I am a bit surprised that a refurb has an OS which appears to be 10 months old.

Is this normal?
 
It should ship with its factory original operating system and at the time that was 10.5.2. Current hardware might have somewhat more recent versions but don't expect the latest unless it was just released.

Why is this strange?
 
I don't think it's terribly outside the norm. 10.5.2 is a little older than I'd expect, but not having the very latest isn't that strange.
 
I am working with my newly received refurb iMac. I was about to install iLife 09 which was included in the box, and it said I have to update OS X. In checking the installed version, it is 10.5.2 9C3033 instead of a new version.

I am a bit surprised that a refurb has an OS which appears to be 10 months old.

Is this normal?

Click the Apple icon, Software Update, download everything.

Done.
 
Bought a Macbook last March, it still had Tiger installed and came with a Leopard drop-in. Leopard had been out for over 4 months. I assumed this had been a brand new unit, they just unboxed it and repacked it in the brown box and tossed in the disc instead of installing the new OS. Maybe yours in fact was a brand new unit also.
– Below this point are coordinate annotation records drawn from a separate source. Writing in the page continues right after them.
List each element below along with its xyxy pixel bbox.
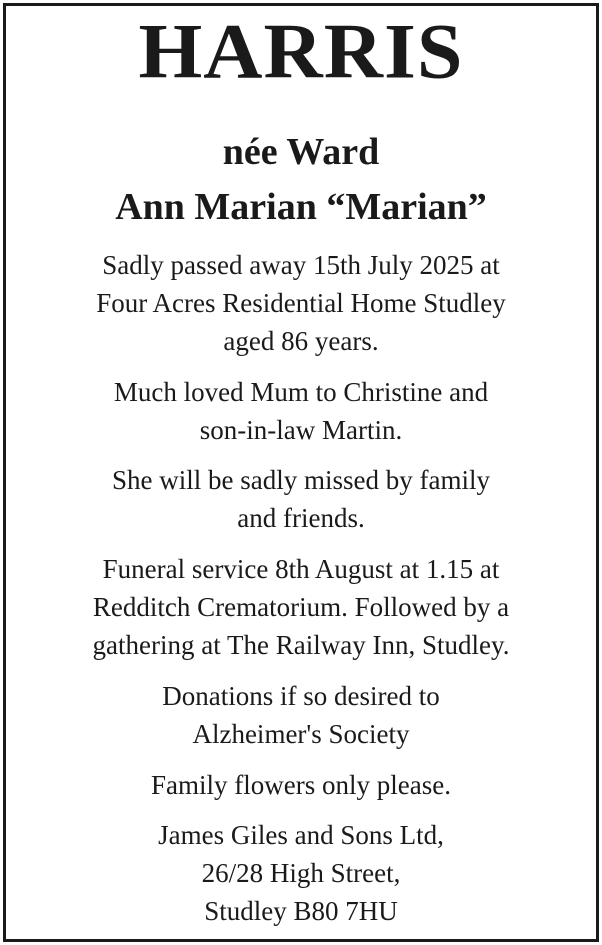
text-line: Donations if so desired to bbox=[162, 681, 440, 711]
text-line: She will be sadly missed by family bbox=[112, 465, 490, 495]
text-line: Sadly passed away 15th July 2025 at bbox=[102, 250, 500, 280]
family-details bbox=[6, 373, 596, 449]
text-line: aged 86 years. bbox=[223, 326, 379, 356]
obituary-notice bbox=[3, 3, 599, 942]
text-line: James Giles and Sons Ltd, bbox=[158, 820, 444, 850]
funeral-director-address bbox=[6, 816, 596, 930]
maiden-name: née Ward bbox=[222, 131, 380, 173]
flowers-note bbox=[6, 766, 596, 804]
text-line: Much loved Mum to Christine and bbox=[113, 377, 489, 407]
text-line: Alzheimer's Society bbox=[192, 719, 410, 749]
full-name: Ann Marian “Marian” bbox=[115, 186, 487, 228]
text-line: Studley B80 7HU bbox=[204, 896, 398, 926]
text-line: Family flowers only please. bbox=[151, 770, 451, 800]
passing-details bbox=[6, 246, 596, 360]
text-line: and friends. bbox=[237, 503, 365, 533]
text-line: 26/28 High Street, bbox=[201, 858, 401, 888]
missed-message bbox=[6, 461, 596, 537]
text-line: Funeral service 8th August at 1.15 at bbox=[102, 554, 500, 584]
text-line: Redditch Crematorium. Followed by a bbox=[92, 592, 510, 622]
donations-details bbox=[6, 677, 596, 753]
text-line: Four Acres Residential Home Studley bbox=[96, 288, 506, 318]
text-line: son-in-law Martin. bbox=[199, 415, 403, 445]
funeral-details bbox=[6, 550, 596, 664]
text-line: gathering at The Railway Inn, Studley. bbox=[92, 630, 510, 660]
surname-heading: HARRIS bbox=[138, 8, 464, 95]
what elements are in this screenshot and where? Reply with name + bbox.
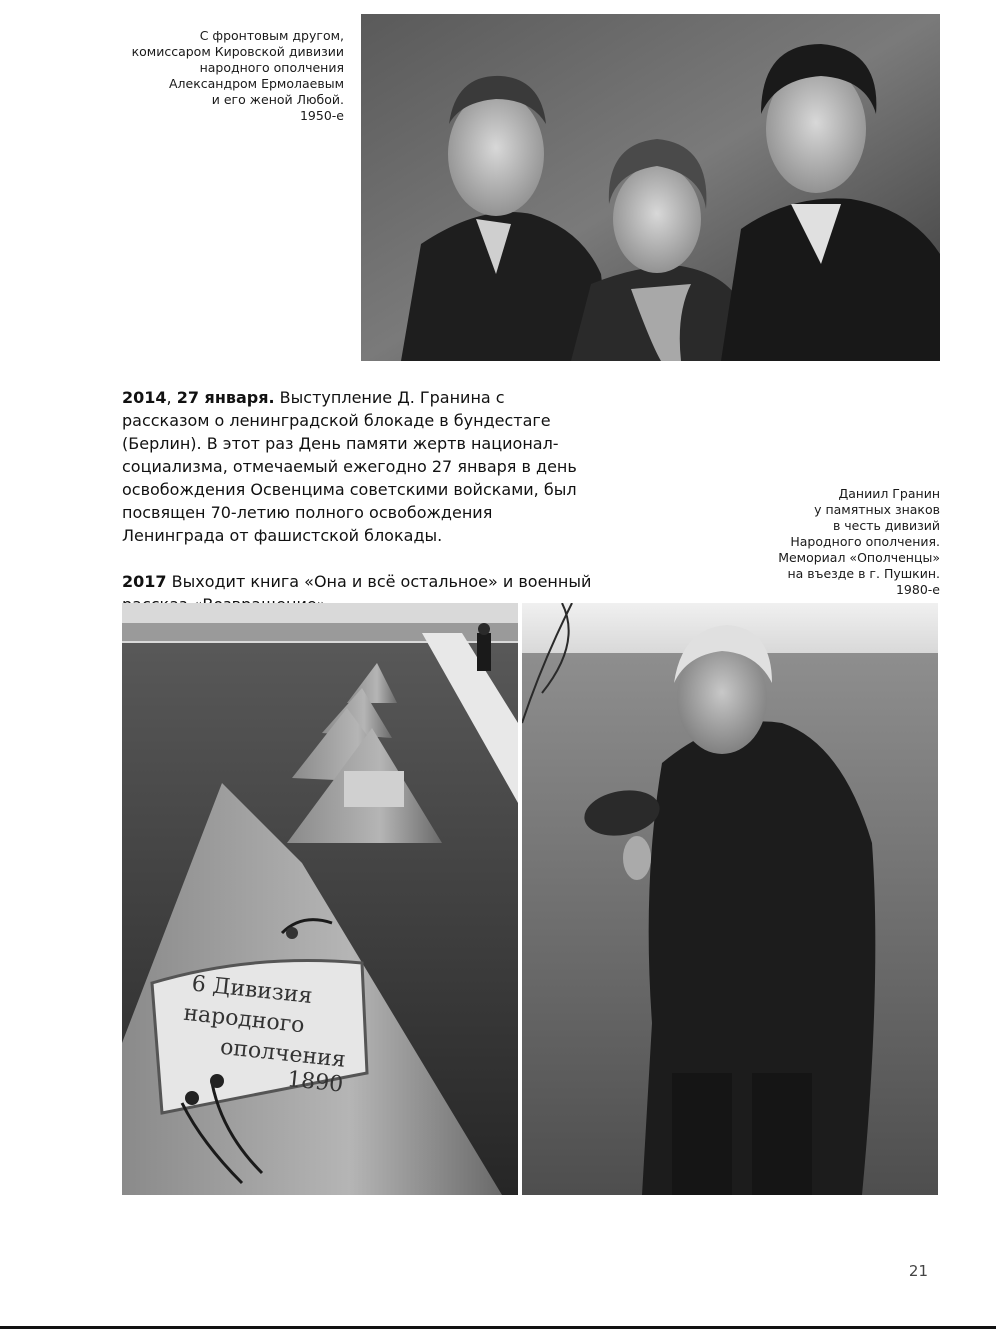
caption-top-line: народного ополчения bbox=[199, 60, 344, 75]
photo-three-people bbox=[361, 14, 940, 361]
plaque-line: 1890 bbox=[285, 1066, 345, 1098]
caption-right-line: Мемориал «Ополченцы» bbox=[778, 550, 940, 565]
caption-right-line: Даниил Гранин bbox=[838, 486, 940, 501]
caption-top-line: комиссаром Кировской дивизии bbox=[131, 44, 344, 59]
date-27-january: 27 января. bbox=[176, 388, 275, 407]
caption-top-line: С фронтовым другом, bbox=[199, 28, 344, 43]
caption-right-line: 1980-е bbox=[895, 582, 940, 597]
paragraph-2014-text: Выступление Д. Гранина с рассказом о ленинградской блокаде в бундестаге (Берлин). В этот раз День памяти жертв национал-социализма, отмечаемый ежегодно 27 января в день освобождения Освенцима советскими войсками, был посвящен 70-летию полного освобождения Ленинграда от фашистской блокады. bbox=[122, 388, 577, 545]
plaque-line: ополчения bbox=[218, 1034, 347, 1073]
caption-right-line: в честь дивизий bbox=[832, 518, 940, 533]
year-2014: 2014 bbox=[122, 388, 167, 407]
caption-right bbox=[700, 486, 940, 598]
year-2017: 2017 bbox=[122, 572, 167, 591]
caption-top-line: 1950-е bbox=[299, 108, 344, 123]
photo-daniil-granin bbox=[522, 603, 938, 1195]
caption-right-line: Народного ополчения. bbox=[790, 534, 940, 549]
bottom-rule bbox=[0, 1326, 996, 1329]
caption-right-line: на въезде в г. Пушкин. bbox=[787, 566, 940, 581]
caption-right-line: у памятных знаков bbox=[814, 502, 940, 517]
caption-top bbox=[110, 28, 344, 124]
caption-top-line: и его женой Любой. bbox=[211, 92, 344, 107]
separator: , bbox=[166, 388, 177, 407]
photo-memorial-stones bbox=[122, 603, 518, 1195]
caption-top-line: Александром Ермолаевым bbox=[168, 76, 344, 91]
plaque-line: 6 Дивизия bbox=[190, 971, 314, 1009]
body-text bbox=[122, 386, 592, 616]
plaque-line: народного bbox=[182, 1000, 306, 1039]
page-number: 21 bbox=[908, 1262, 928, 1280]
paragraph-2014 bbox=[122, 386, 592, 547]
paragraph-2017-text: Выходит книга «Она и всё остальное» и военный bbox=[171, 572, 592, 591]
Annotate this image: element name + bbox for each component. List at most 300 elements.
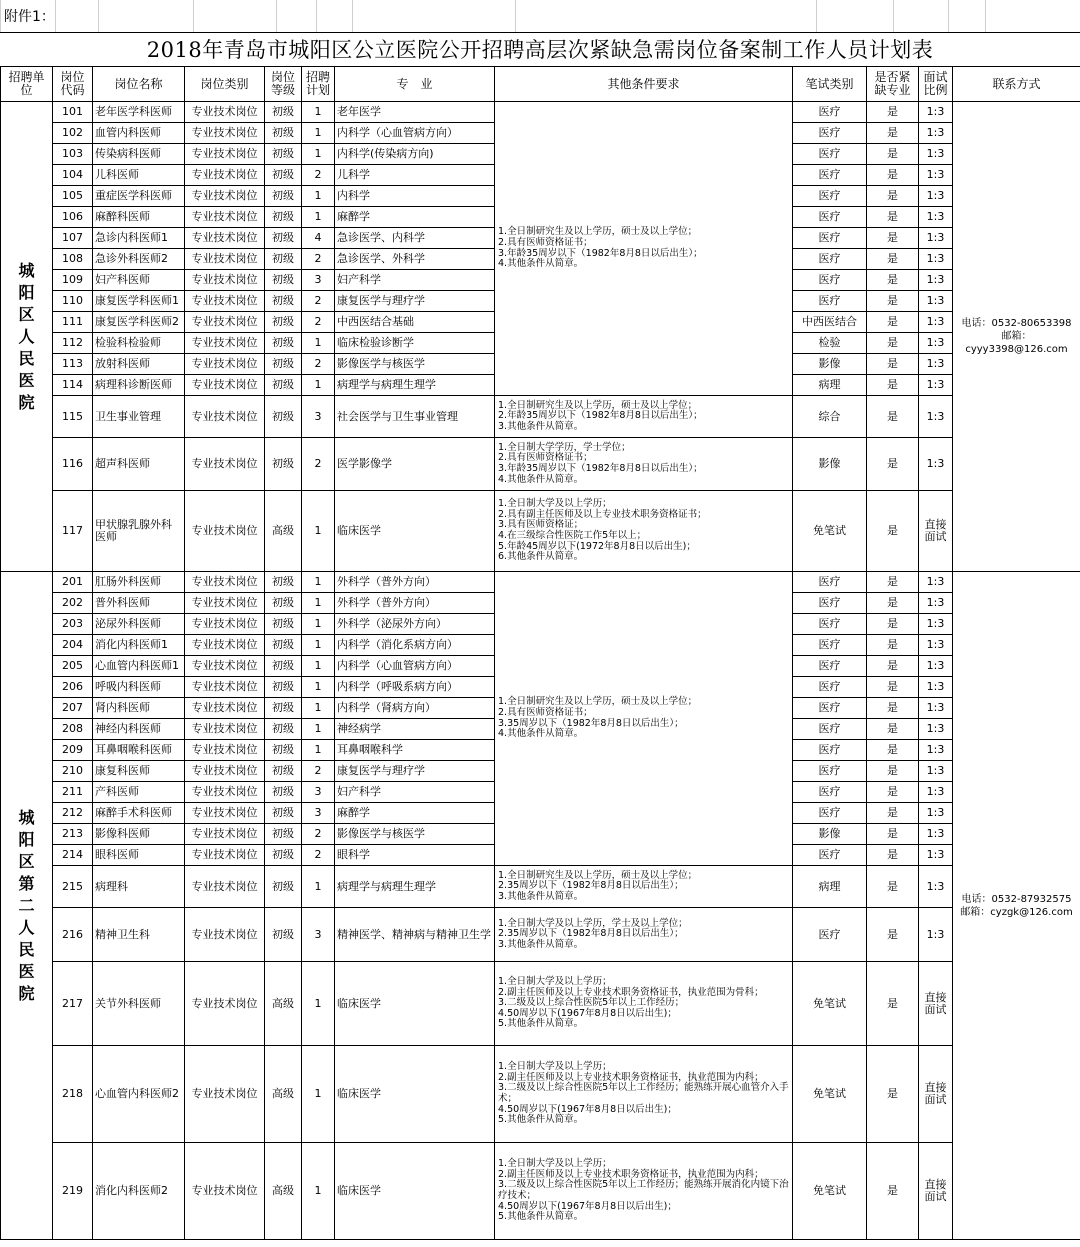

I also got a 24" a week or so ago and couldnt install iLife 09 until I updated. Cant remember what version I had, think maybe 10.5.4.
 
It should ship with its factory original operating system and at the time that was 10.5.2. Current hardware might have somewhat more recent versions but don't expect the latest unless it was just released.

Why is this strange?

Thank you for your answer. Good to know that it would be factory original.

I would have expected a refurb to be reinstalled with the latest OS release, simply from the perspective, of why would anyone not want that? I assume that "ask anybody and they would say, yes you should install the latest version." So why not just do it that during the refurb process. Seems strange not to.

The only reason I could see not to would be if there was "something special about the machine" that would result in further OS updates being "not recommended." But I can hardly imagine that.